Значения атрибута значения, соответствующего заглушкам классификатора дерева решений, используемым с AdaBoostClassifier, не соответствуют ожиданиям, и я не могу определить, какие значения указывают. Я хотел бы понять значения, помогающие проанализировать поведение оценщика заглушки и тот вклад, который заглушки вносят в AdaBoostClassifier. Подобные вопросы к Stackoverflow не коррелируют с моими данными.
Информация о версии
- питон: 3.6.5
- sklearn версия: 0.20.2
Заглушки DecisionTreeClassifier сконфигурированы как:
number_estimators = 301
bdt= AdaBoostClassifier(DecisionTreeClassifier(max_depth=1),
algorithm="SAMME.R", n_estimators=number_estimators)
AdaBoostClassifier - это двоичный классификатор с выходными состояниями Class A и Class B (кодируется как +1 и -1). Тренировочный набор состоит из 23 функций, и классификатор работает нормально (точность прогноза, точность, вспомните все примерно 79%). Я анализирую пропущенные прогнозы, чтобы получить представление об ошибках классификации.
Есть 782 учебных образца.
Оценка 301 заглушки получена из AdaBoostClassifier через:
tree_stubs = bdt.estimators_
Пример заглушки, соответствующий 6-й оценке (список на основе 0):
bdt.estimators_[5]
DecisionTreeClassifier(class_weight=None, criterion='gini', max_depth=1,
max_features=None, max_leaf_nodes=None,
min_impurity_decrease=0.0, min_impurity_split=None,
min_samples_leaf=1, min_samples_split=2,
min_weight_fraction_leaf=0.0, presort=False,
random_state=421257592, splitter='best')
Значения для этой заглушки:
stub_5.tree_.value
array([[[0.5 , 0.5 ]],
[[0.29308331, 0.1861591 ]],
[[0.20691669, 0.3138409 ]]])
Для тех, кто знаком с графвизом, заглушка дерева выглядит так:
Корневой узел правильно отображает количество выборок (782). Атрибут значения указывает [0,5, 0,5]. Я ожидал, что атрибут value будет числом выборок в каждом классе, а не процентом. Но в корневом узле значения 0,5 отражают сбалансированный обучающий набор, который у меня есть, с равным представлением двух классов.

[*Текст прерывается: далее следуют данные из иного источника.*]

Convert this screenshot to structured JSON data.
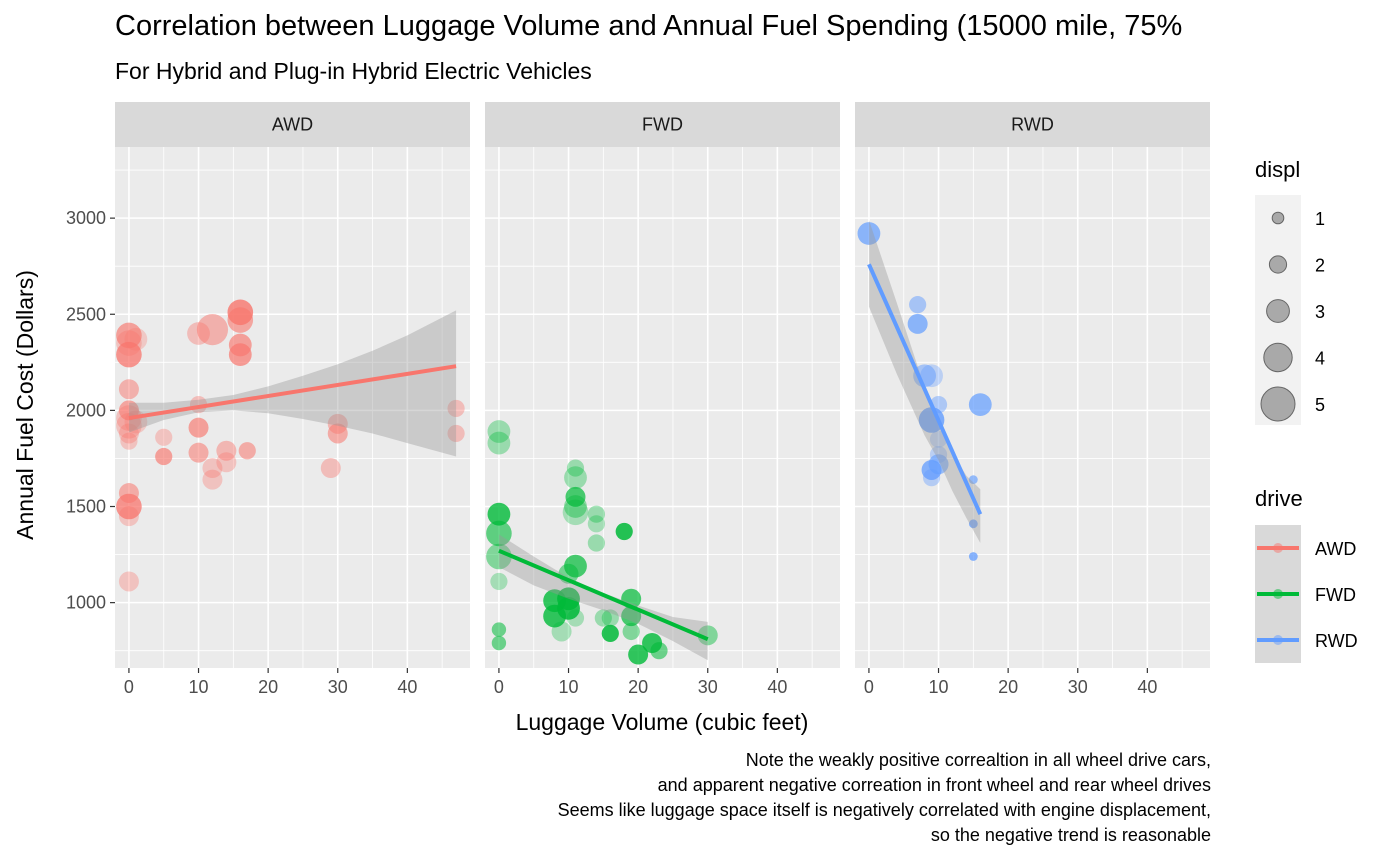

Теперь о проблеме. Функция разделения в этой заглушке делит выборки на основе значения delta_win_pct, которое меньше или равно пороговому значению -.001. Мой набор данных действительно имеет 385 выборочных записей, где delta_win_pct меньше этого порога, и 397 выборок, где delta_win_pct больше порога. Таким образом, данные образцов верны в левом и правом листовых узлах заглушки дерева.
Но данные значения кажутся неверными. В левом дочернем узле значения отображаются как значение = [0,293, 0,186], а в правом дочернем узле значение = [0,207, 0,314]. Обратите внимание, что это данные, сообщаемые классом sklearn.tree._tee.Tree, и они не указывают на какие-либо проблемы с graphviz.
Что представляют собой эти значения?
Учитывая левый конечный узел, мой набор данных на самом деле содержит 264 выборки класса A, у которых delta_win_pct <= -0.001 и 121 выборка класса B, соответствующих этому порогу разделения. Эти цифры соответствуют процентам от [.6857, .3143], а не [0,293, 0,186]. Неправильные значения не масштабируются линейно до ожидаемых значений. </p>
Аналогично для правого дочернего узла данные значений предоставляются как [0,207, 0,314], но ожидаемые значения должны быть [.330, .670] для 397 выборок, у которых delta_win_pct превышает пороговое значение.
Я замечаю, что числа в предоставленных данных значения (0,293, 0,186, 0,207, 0,314) складываются до 1,0. Но значения не складываются до 1,0 для каждого узла. Я попытался использовать предоставленные значения в процентах от всех образцов, например, 0,293 * 782 = 229, что ни с чем не связано.
Кто-нибудь знает, что означают данные предоставленной стоимости? Является ли моя интерпретация и ожидание этих значений неправильными?
Наконец, я замечаю, что относительная величина значений в данных правильно коррелирует с большинством выборок в каждом узле. В левом дочернем узле 0,293 больше 0,186, что указывает на то, что левый узел имеет большинство выборок класса А. В то время как в правом листовом узле 0,207 <0,314 указывает большинство выборок класса B, когда delta_win_pct> пороговое значение. Я подозреваю, что именно поэтому AdaBoostClassifier работает.
В любом случае, я бы хотел понять эти значения.